Nicky

The notification bar on my phone taunts me. So far this morning, I’ve had messages and emails from every person I’ve ever met, it seems. From every person, except one.

Cherry.

After she left the restaurant last night, tipsy and sexy as hell in those faux-leather pants, I’d done something impulsive.

Something so out of character for me, Sue had sent two follow-up emails confirming my request was real before actually completing it.

And now, here I am, waiting for a response from this woman who’s got me acting impulsive and possessive and all kinds of other adjectives I’ve never been before.

“Screw it.”

I give up pacing in my room and head down to pace in front of hers.

The text I sent Cherry last night asked her to be ready at 8.

00 a.m., so here I stand at 7.55 a.m., with still no response.

I know from James that she and Serena had stayed out drinking and dancing until 2.

00 a.m., so there’s a very real chance she’s not even read my text yet, let alone will be ready to leave in five minutes, but I’m not ready to admit defeat yet.

Not when there’s still a chance that I get to spend the day with her.

Just the two of us. Away from the track; away from everyone watching us.

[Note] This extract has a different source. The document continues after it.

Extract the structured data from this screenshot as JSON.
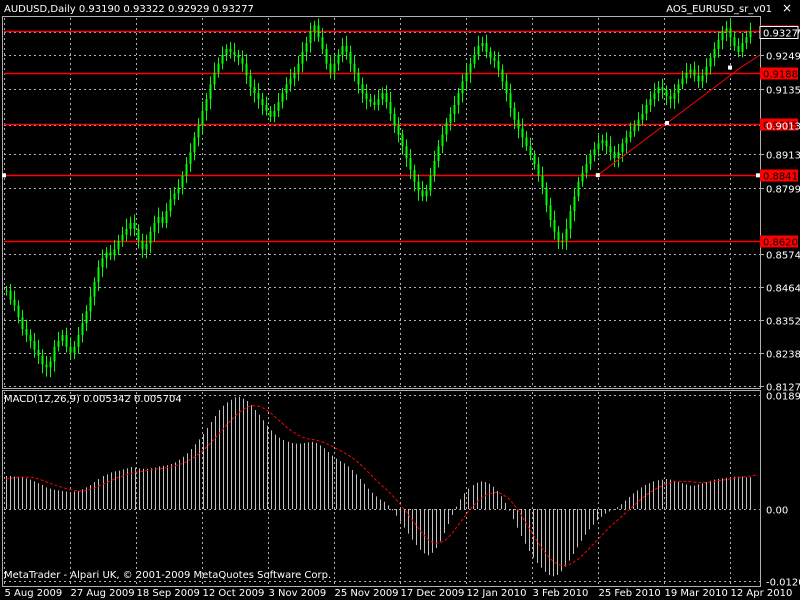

I’m so gone for this woman.

With a clenched fist, I knock on her door. Light at first and when I hear nothing on the other side of the timber, with a bit more force. Biting back a smile, I sigh with relief when there’s a thump, and a muttered curse, followed by a raspy, “I’m coming.”

I shuffle my feet and wait for what feels like a really long time for one small person to make their way to the door, when it finally opens.

There in front of me is Cherry. Her hair is a mop of wavy disarray around her face.

Her skin is pale and blotchy, her eyes are rimmed with remnants of black mascara, and she’s wearing those pyjamas again.

Otherwise known as the skimpiest pjs in the world.

Two scraps of material I’ve fought long and hard to forget about since we shared a suite in Shanghai.

“Good morning, sunshine,” I drawl, warmth filling my chest as her enormous blue eyes blink up at me. She’s a mess this morning—an adorable mess—and I don’t think I’ve ever wanted anyone more.

Eager to get our day under way, I take two steps into her room, stopping when she takes two rapid steps back.

“What’s going on?” she asks, her voice hoarse from all the karaoke singing from the night before.

I know this because I was privy to her performance, courtesy of the video James sent to me at 1.

00 a.m. She puts a trembling hand to her head, a wrinkle marring her brow like she’s racking her mind for the reason I’d be standing at her door.

There wasn’t any talk of the two of us meeting today, so I understand her confusion.

It seems my text message to her had gone unread after all .

“You didn’t see my message?” I ask, my eyes unable to stay focussed on just her face.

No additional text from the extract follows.